What I Wish I Knew Before Starting My Masters

Tiger Chan
A masters is an amazing but daunting opportunity. When I started mine at the University of Cambridge, I thought I would find the adjustment to postgraduate study easy. I had just completed my undergrad and thought spending a year longer in Cambridge would be a piece of cake. I found my experience…anything but that!   

I wish I had reached out for more advice before starting, and most of my friends feel the same. I’ve spoken to six recent Cambridge masters graduates to find out what their tips are. These should be applicable to those considering a masters both at Cambridge and beyond! The names have been changed. 

1. Decide what you will specialise on before you start

At masters level you manage your own time, so it’s good to know where you are aiming to go. This was highlighted by James (MPhil Film and Screen studies), who found himself playing catchup as he hadn’t picked a focus for his end of year dissertation. Going from his undergrad experience he thought he had time to think of what he wanted to study. However, in a 9-month program ‘you really need to hit the ground running!’ So, decide on a topic to work on before you start, whilst you can usually change your topic, its invaluable to have something to move towards!

2. Be an initiator 

If you wait for things to come to you, it will be hard to make the most of the opportunities that a masters offers. Ellie (MPhil Sociology) was slow to involve herself with department reading groups, or to initiate relationships with others on her course. She justified this shyness by thinking that she didn’t need these people socially: ‘I had plenty of friends outside my course’. However, as the year went on, she ‘really felt this lack, I wished that I had been less embarrassed and had reached out’. She feels her cohort could have massively benefitted from more collegiality: it would have made the heavy workload more enjoyable. 

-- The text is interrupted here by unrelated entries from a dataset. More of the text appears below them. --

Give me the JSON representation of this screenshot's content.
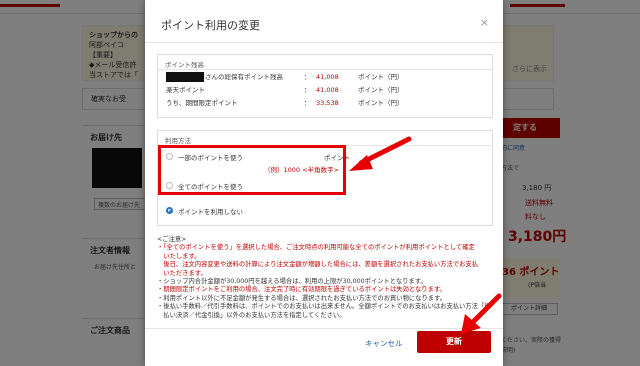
{
  "background": {
    "shop_box": {
      "title": "ショップからの",
      "shop": "阿部ペイコ",
      "important": "【重要】",
      "line1": "◆メール受信許",
      "line2": "当ストアでは「",
      "more": "さらに表示"
    },
    "banner": "確実なお受",
    "delivery_title": "お届け先",
    "multi_delivery_btn": "複数のお届け先",
    "orderer_title": "注文者情報",
    "orderer_sub": "お届け先住所と",
    "product_title": "ご注文商品",
    "confirm_button": "定する",
    "right_text1": "規約に同意",
    "right_text2": "い方法で",
    "price1": "3,180 円",
    "shipping": "送料無料",
    "fee": "料なし",
    "total": "3,180円",
    "points": "36 ポイント",
    "points_sub": "(P倍当",
    "point_detail_btn": "ポイント詳細",
    "bottom_right": "意ください。実際の獲得",
    "bottom_right2": "品説明)"
  },
  "modal": {
    "title": "ポイント利用の変更",
    "close_icon": "×",
    "balance_section": {
      "heading": "ポイント残高",
      "rows": [
        {
          "label_suffix": "さんの総保有ポイント残高",
          "colon": "：",
          "value": "41,008",
          "unit": "ポイント（円）",
          "redacted": true
        },
        {
          "label": "楽天ポイント",
          "colon": "：",
          "value": "41,008",
          "unit": "ポイント（円）"
        },
        {
          "label": "うち、期間限定ポイント",
          "colon": "：",
          "value": "33,538",
          "unit": "ポイント（円）"
        }
      ]
    },
    "use_section": {
      "heading": "利用方法",
      "partial_label": "一部のポイントを使う",
      "partial_unit": "ポイント",
      "partial_hint": "（例）1000 <半角数字>",
      "all_label": "全てのポイントを使う",
      "none_label": "ポイントを利用しない",
      "selected": "none"
    },
    "notes": {
      "heading": "<ご注意>",
      "lines": [
        {
          "text": "・「全てのポイントを使う」を選択した場合、ご注文時点の利用可能な全てのポイントが利用ポイントとして確定",
          "red": true
        },
        {
          "text": "　いたします。",
          "red": true
        },
        {
          "text": "　後日、注文内容変更や送料の計算により注文金額が増額した場合には、差額を選択されたお支払い方法でお支払",
          "red": true
        },
        {
          "text": "　いただきます。",
          "red": true
        },
        {
          "text": "・ショップ内合計金額が30,000円を越える場合は、利用の上限が30,000ポイントとなります。",
          "red": false
        },
        {
          "text": "・期間限定ポイントをご利用の場合、注文完了時に有効期限を過ぎているポイントは失効となります。",
          "red": true
        },
        {
          "text": "・利用ポイント以外に不足金額が発生する場合は、選択されたお支払い方法でのお買い物になります。",
          "red": false
        },
        {
          "text": "・後払い手数料／代引手数料は、ポイントでのお支払いは出来ません。全額ポイントでのお支払いはお支払い方法「後",
          "red": false
        },
        {
          "text": "　払い決済／代金引換」以外のお支払い方法を指定してください。",
          "red": false
        }
      ]
    },
    "cancel_label": "キャンセル",
    "update_label": "更新"
  },
  "colors": {
    "accent_red": "#bf0000",
    "annotation_red": "#e60000",
    "link_blue": "#1a5fb4"
  }
}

3. Don’t buy into imposter syndrome: work to soothe those feelings 

Everyone is in the same position; you will all struggle with some things more than others. At the beginning of Elliot’s course (MPhil Economics) the whole cohort took it in turns to give their names and to say what their research was. He ‘felt intimidated’ by the summaries everyone gave and felt ‘inferior and anxious’ when his turn came. After he eventually got to know others on his course, they revealed they made up something that ‘sounded okay’ but didn’t perfectly encapsulate their research. So, from then on, he developed a sentence to crudely summarise his research. He reports that, ‘rather than dismissing my feelings of imposter syndrome I acknowledged them, identified their root and worked to make them better’. 

4.  Don’t be a perfectionist 

The graduates I spoke to found out the hard way that focusing on perfection keeps you stuck in indecision, procrastination and isolation. For instance, Katie (MPhil English studies) missed out on opportunities for feedback because she didn’t want to turn in an essay she wasn’t proud of. In retrospect, she argues ‘I wish I swallowed my pride and actually got that constructive criticism’. It’s better to turn in something than nothing at all!

5. Ask for help

If you don’t ask for help, you probably won’t get any! Sally (MPhil Political Thought and Intellectual History) found it ‘difficult to come to terms with the fact that [she] was struggling with the workload and needed to ask for some help’. When she overcame her perfectionism, having ‘found education up to that point relatively easy’ she found that others revealed their struggles to her. Overall, she found that asking for help not only benefitted her performance but meant ‘everyone felt more able to be honest’.  

6. Take time out if you need it

If you don’t give yourself rest, it will catch up on you. Emilia (MSc History and Philosophy of Science) found that, try as she might, she kept hitting a brick wall with her research. Having gone straight from school to undergrad to masters she was suffering from burnout. Ultimately, she found that ‘the only thing I needed was to allow myself to rest’. Ideally you should be building in regular rest time, if you have failed to do so, there is no shame in taking as long as you need to get back some stability! 

My Final Advice

From listening to the fascinating advice of these masters graduates, I wish I’d been able to speak to them before starting. My takeaway is:   

Hit the ground running, it’s okay if you fall!

Tiger Chan

Tiger Chan is an MPhil student in the department of sociology at the University of Cambridge. She also works as a tutor, freelance writer and editor. In her spare time she enjoys swimming outdoors and cooking for friends.